Что делает человек, познавший истину? Конечно, если это важная истина и это порядочный человек?

Он несет эту истину людям. Он становится пропагандистом, проповедником, пророком.

И Саломатин, свято убежденный, что он открыл великую правду жизни, понес ее людям. Тем, кто, он полагал, способен его понять.

Но они не понимали!

Первой отказалась его понять Шура. Умница, а не поняла. «Как в церкви, только без загробной жизни. Неинтересно». Все же ограниченный она человек!
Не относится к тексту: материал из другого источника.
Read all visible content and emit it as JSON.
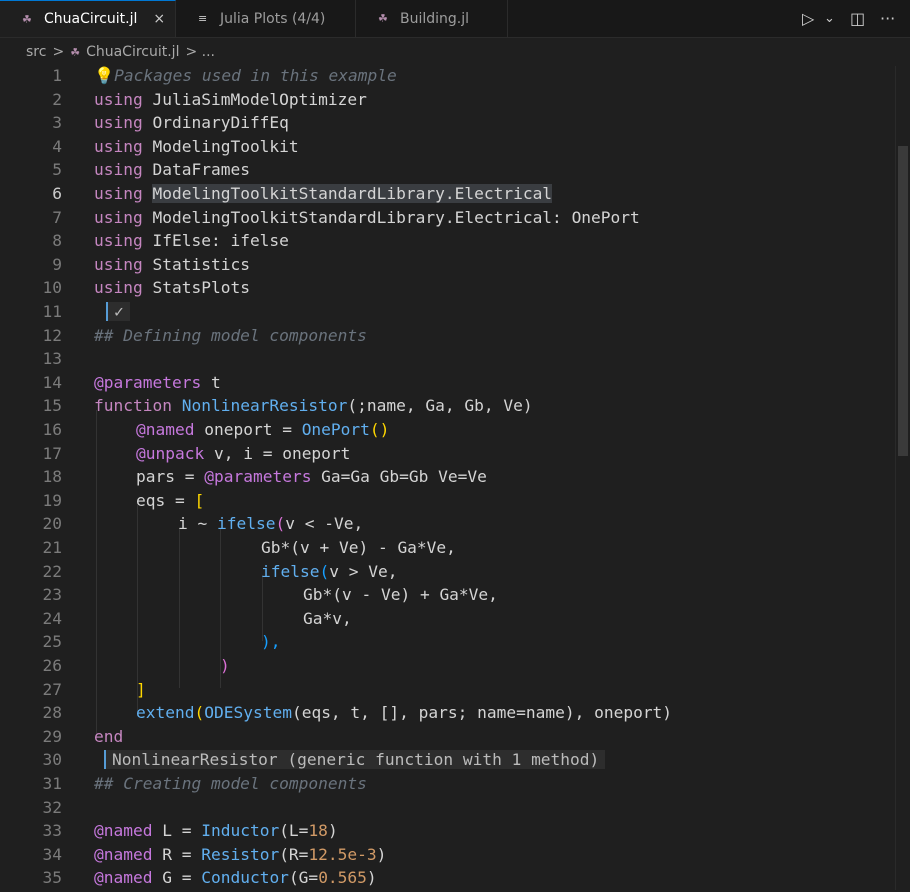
{
  "tabs": [
    {
      "label": "ChuaCircuit.jl",
      "icon": "julia-icon",
      "active": true
    },
    {
      "label": "Julia Plots (4/4)",
      "icon": "list-icon",
      "active": false
    },
    {
      "label": "Building.jl",
      "icon": "julia-icon",
      "active": false
    }
  ],
  "tab_close": "×",
  "toolbar": {
    "run": "▷",
    "run_dropdown": "⌄",
    "split": "◫",
    "more": "···"
  },
  "breadcrumb": {
    "folder": "src",
    "sep": ">",
    "file": "ChuaCircuit.jl",
    "tail": "> ..."
  },
  "lines": [
    {
      "n": "1"
    },
    {
      "n": "2"
    },
    {
      "n": "3"
    },
    {
      "n": "4"
    },
    {
      "n": "5"
    },
    {
      "n": "6"
    },
    {
      "n": "7"
    },
    {
      "n": "8"
    },
    {
      "n": "9"
    },
    {
      "n": "10"
    },
    {
      "n": "11"
    },
    {
      "n": "12"
    },
    {
      "n": "13"
    },
    {
      "n": "14"
    },
    {
      "n": "15"
    },
    {
      "n": "16"
    },
    {
      "n": "17"
    },
    {
      "n": "18"
    },
    {
      "n": "19"
    },
    {
      "n": "20"
    },
    {
      "n": "21"
    },
    {
      "n": "22"
    },
    {
      "n": "23"
    },
    {
      "n": "24"
    },
    {
      "n": "25"
    },
    {
      "n": "26"
    },
    {
      "n": "27"
    },
    {
      "n": "28"
    },
    {
      "n": "29"
    },
    {
      "n": "30"
    },
    {
      "n": "31"
    },
    {
      "n": "32"
    },
    {
      "n": "33"
    },
    {
      "n": "34"
    },
    {
      "n": "35"
    }
  ],
  "code": {
    "l1": "Packages used in this example",
    "l2": "JuliaSimModelOptimizer",
    "l3": "OrdinaryDiffEq",
    "l4": "ModelingToolkit",
    "l5": "DataFrames",
    "l6": "ModelingToolkitStandardLibrary.Electrical",
    "l7a": "ModelingToolkitStandardLibrary.Electrical: ",
    "l7b": "OnePort",
    "l8": "IfElse: ifelse",
    "l9": "Statistics",
    "l10": "StatsPlots",
    "l11": "✓",
    "l12": "## Defining model components",
    "l14a": "@parameters",
    "l14b": " t",
    "l15a": "function ",
    "l15b": "NonlinearResistor",
    "l15c": "(;name, Ga, Gb, Ve)",
    "l16a": "@named",
    "l16b": " oneport = ",
    "l16c": "OnePort",
    "l16d": "()",
    "l17a": "@unpack",
    "l17b": " v, i = oneport",
    "l18a": "pars = ",
    "l18b": "@parameters",
    "l18c": " Ga=Ga Gb=Gb Ve=Ve",
    "l19a": "eqs = ",
    "l19b": "[",
    "l20a": "i ~ ",
    "l20b": "ifelse",
    "l20c": "(",
    "l20d": "v < -Ve,",
    "l21": "Gb*(v + Ve) - Ga*Ve,",
    "l22a": "ifelse",
    "l22b": "(",
    "l22c": "v > Ve,",
    "l23": "Gb*(v - Ve) + Ga*Ve,",
    "l24": "Ga*v,",
    "l25": "),",
    "l26": ")",
    "l27": "]",
    "l28a": "extend",
    "l28b": "(",
    "l28c": "ODESystem",
    "l28d": "(eqs, t, [], pars; name=name)",
    "l28e": ", oneport)",
    "l29": "end",
    "l30": "NonlinearResistor (generic function with 1 method)",
    "l31": "## Creating model components",
    "l33a": "@named",
    "l33b": " L = ",
    "l33c": "Inductor",
    "l33d": "(L=",
    "l33e": "18",
    "l33f": ")",
    "l34a": "@named",
    "l34b": " R = ",
    "l34c": "Resistor",
    "l34d": "(R=",
    "l34e": "12.5e-3",
    "l34f": ")",
    "l35a": "@named",
    "l35b": " G = ",
    "l35c": "Conductor",
    "l35d": "(G=",
    "l35e": "0.565",
    "l35f": ")",
    "using": "using "
  },
  "colors": {
    "accent": "#0078d4",
    "keyword": "#c586c0",
    "function": "#61afef"
  }
}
Потом Валерка. Он увидел в экзистенциализме свое, родное, но такое свое, какого, по мнению Саломатина, там и близко не было: «Это точно! Точно! Все умрем, а потому куй железо, пока горячо, и жги свечу с обоих концов. Раньше это Эпикур говорил. Тоже умный был мужик».
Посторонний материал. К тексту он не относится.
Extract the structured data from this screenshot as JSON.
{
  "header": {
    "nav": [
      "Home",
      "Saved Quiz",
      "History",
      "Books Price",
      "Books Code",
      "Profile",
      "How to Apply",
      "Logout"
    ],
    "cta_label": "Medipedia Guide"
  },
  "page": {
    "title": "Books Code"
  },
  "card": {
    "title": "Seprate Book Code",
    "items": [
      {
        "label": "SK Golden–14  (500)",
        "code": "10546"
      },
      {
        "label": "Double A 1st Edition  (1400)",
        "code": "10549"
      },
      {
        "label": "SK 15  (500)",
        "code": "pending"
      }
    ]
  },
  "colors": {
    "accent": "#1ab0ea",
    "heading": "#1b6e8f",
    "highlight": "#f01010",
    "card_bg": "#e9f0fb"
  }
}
Саломатин решил выйти на более широкую аудиторию — и тут как раз подошел Шурин день рождения. Собралось человек десять, и раньше, чем Саломатин придумал повод для открытия дискуссии, застольный разговор сам собой съехал к прогрессу человечества и эволюции человека.

Рыжеватый, сонного вида мужчина с круглыми серыми глазами, завкафедрой зоопсихологии (его Саломатин знал благодаря Шуре: парадоксалист, уверяющий своих студентов, что средний бобер умнее трех четвертей аудитории), повернулся к Шуре и заявил:

— Я с вами, Шура-Саня, не согласен. Вы говорите: «прогресс, прогресс»! Где он, ваш прогресс? Химчистка, что ли? Вы мне докажите, что, скажем, удельный вес дураков за последние двести лет снизился или что Сократ, окажись он среди нас, умом бы не особо выделялся. Тогда и я скажу: прогресс. А так… Знания и умения растут, но мы те же, вот что важно: мы-то все те же!
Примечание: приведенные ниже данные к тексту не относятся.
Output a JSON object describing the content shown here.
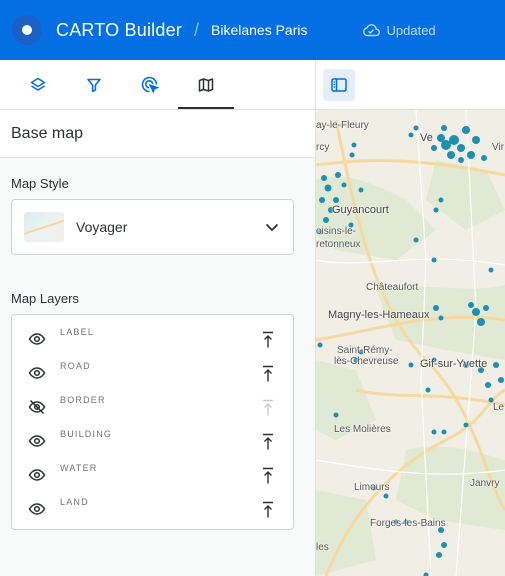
{
  "header": {
    "app_title": "CARTO Builder",
    "separator": "/",
    "map_name": "Bikelanes Paris",
    "status": "Updated"
  },
  "tabs": [
    {
      "name": "layers",
      "icon": "layers-icon"
    },
    {
      "name": "filters",
      "icon": "filter-icon"
    },
    {
      "name": "interactions",
      "icon": "cursor-target-icon"
    },
    {
      "name": "basemap",
      "icon": "map-icon",
      "active": true
    }
  ],
  "panel": {
    "title": "Base map",
    "map_style_label": "Map Style",
    "map_style_value": "Voyager",
    "map_layers_label": "Map Layers",
    "layers": [
      {
        "name": "LABEL",
        "visible": true,
        "icon": "eye-icon"
      },
      {
        "name": "ROAD",
        "visible": true,
        "icon": "eye-icon"
      },
      {
        "name": "BORDER",
        "visible": false,
        "icon": "eye-off-icon"
      },
      {
        "name": "BUILDING",
        "visible": true,
        "icon": "eye-icon"
      },
      {
        "name": "WATER",
        "visible": true,
        "icon": "eye-icon"
      },
      {
        "name": "LAND",
        "visible": true,
        "icon": "eye-icon"
      }
    ]
  },
  "map": {
    "places": [
      "ay-le-Fleury",
      "Ve",
      "Vir",
      "rcy",
      "Guyancourt",
      "oisins-le-",
      "retonneux",
      "Châteaufort",
      "Magny-les-Hameaux",
      "Saint-Rémy-",
      "lès-Chevreuse",
      "Gif-sur-Yvette",
      "Le",
      "Les Molières",
      "Limours",
      "Janvry",
      "Forges-les-Bains",
      "les"
    ],
    "colors": {
      "points": "#1d8fb3",
      "header": "#036fe2"
    }
  }
}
— Еще бы, — вмешался Саломатин. — Наш удел ведь не изменился. Мы все так же смертны, как и во времена Сократа. Или за сто веков до него. Какой же прогресс?

— А при чем здесь то, что мы смертны? Не о том же речь! — изумился зоопсихолог.

— Именно о том. Вернее, только об этом и стоит речь вести, все прочее маловажно.

— Вы его извините, он у меня экзистенциалист, — улыбнулась Шура.

— Экзистенциалист? Любопытственно. Ни разу не встречал живого экзистенциалиста. Ну так, вы начали с того, что люди смертны. Дальше что?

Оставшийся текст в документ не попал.